What’s Next? Thieves of Paradise

(Caitlin Dutt and William Cumming/AQ)

What’s Next? That’s the question that was posed to three St. Thomas playwrights. Their answers to that question varied, which resulted in the three plays of the What’s Next Festival.

In the weeks leading up to the festival, The Aquinian will be sitting down with the playwrights and directors of each play for a special feature.

The first play that will be performed is Thieves of Paradise, written by fourth-year student Michael Pallotto and directed by recent STU grad Laura-Beth Bird.

The play is based off of the true story of Italian sailors who traveled to Turkey to retrieve the body of St. Nicholas. Pallotto’s retelling follows three men who journey to Turkey after one of them has a vison telling him to recover the Saint. The play opens when they arrive, and follows them on their return trip.

“[Thieves of Paradise] had been an idea I had been working on for a little while,” says Pallotto. “I had been to that part of Italy, Bari, in the summer of 2016 and I remember asking around, because I knew [St. Nicholas] had lived in Turkey and I was wondering why his body was there, and they gave me the beginnings of this story.”

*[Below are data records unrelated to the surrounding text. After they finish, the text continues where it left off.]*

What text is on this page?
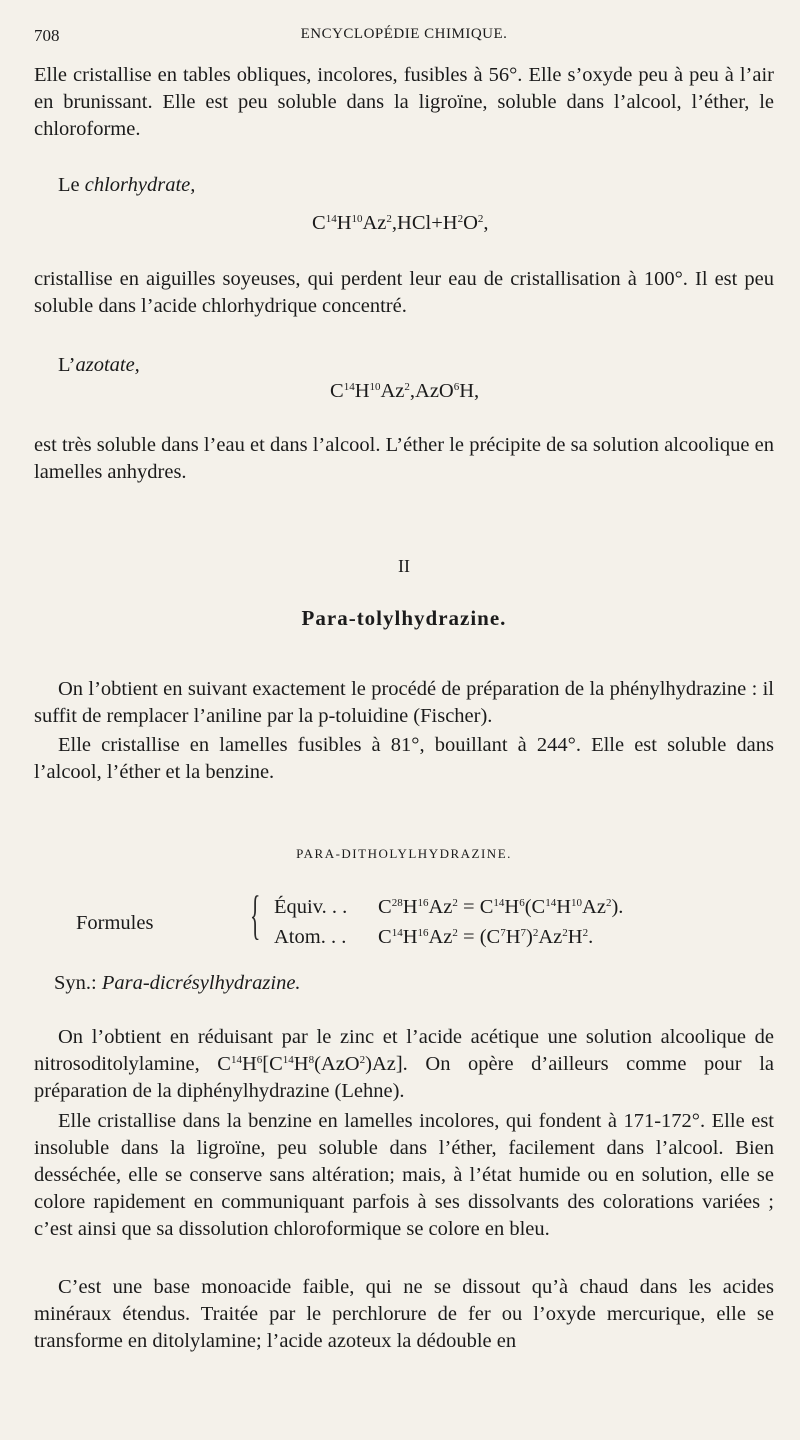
708	ENCYCLOPÉDIE CHIMIQUE.
Elle cristallise en tables obliques, incolores, fusibles à 56°. Elle s’oxyde peu à peu à l’air en brunissant. Elle est peu soluble dans la ligroïne, soluble dans l’alcool, l’éther, le chloroforme.
Le chlorhydrate,
$C^{14}H^{10}Az^2,HCl+H^2O^2$,
cristallise en aiguilles soyeuses, qui perdent leur eau de cristallisation à 100°. Il est peu soluble dans l’acide chlorhydrique concentré.
L’azotate,
$C^{14}H^{10}Az^2,AzO^6H$,
est très soluble dans l’eau et dans l’alcool. L’éther le précipite de sa solution alcoolique en lamelles anhydres.
II
Para-tolylhydrazine.
On l’obtient en suivant exactement le procédé de préparation de la phénylhydrazine : il suffit de remplacer l’aniline par la p-toluidine (Fischer).
Elle cristallise en lamelles fusibles à 81°, bouillant à 244°. Elle est soluble dans l’alcool, l’éther et la benzine.
PARA-DITHOLYLHYDRAZINE.
Formules { Équiv. . . $C^{28}H^{16}Az^2 = C^{14}H^6(C^{14}H^{10}Az^2)$.
Atom. . . $C^{14}H^{16}Az^2 = (C^7H^7)^2Az^2H^2$.
Syn.: Para-dicrésylhydrazine.
On l’obtient en réduisant par le zinc et l’acide acétique une solution alcoolique de nitrosoditolylamine, $C^{14}H^6[C^{14}H^8(AzO^2)Az]$. On opère d’ailleurs comme pour la préparation de la diphénylhydrazine (Lehne).
Elle cristallise dans la benzine en lamelles incolores, qui fondent à 171-172°. Elle est insoluble dans la ligroïne, peu soluble dans l’éther, facilement dans l’alcool. Bien desséchée, elle se conserve sans altération; mais, à l’état humide ou en solution, elle se colore rapidement en communiquant parfois à ses dissolvants des colorations variées ; c’est ainsi que sa dissolution chloroformique se colore en bleu.
C’est une base monoacide faible, qui ne se dissout qu’à chaud dans les acides minéraux étendus. Traitée par le perchlorure de fer ou l’oxyde mercurique, elle se transforme en ditolylamine; l’acide azoteux la dédouble en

Pallotto says he tries to address some ethical questions in his play.

“In today’s world can we think of their actions as good?” says Palotto. “Can we be like, ‘Oh yes that is a very pious Christian act?’ Or should we be rightfully offended and afraid of it?”

Bird says the moral questions are brought out through the actions of the characters.

“The three men present different sides of the philosophical question on the will of God,” she says.

“One of them represents free-will, the other one represents pre-determined future and the third one is the one faced with the question and is deciding between the two.”

Pallotto and Bird were assigned to work with each other by the What’s Next Festival and according to Bird it is a good pairing.

“I’ve known Michael for quite a few years now and [the play] is definitely the questions that Michael has always addressed in his education and his thoughts,” says Bird. “A casual conversation with him would always turn to philosophy.”

“His only prerequisite was that I wouldn’t make it a comedy, and to take the religious aspects of the play seriously, and hopefully I did that to the best of my ability,” she says.

“Working with Michael is definitely a treat. He is very, very smart, and it is nice to be able to take his work from page to stage.”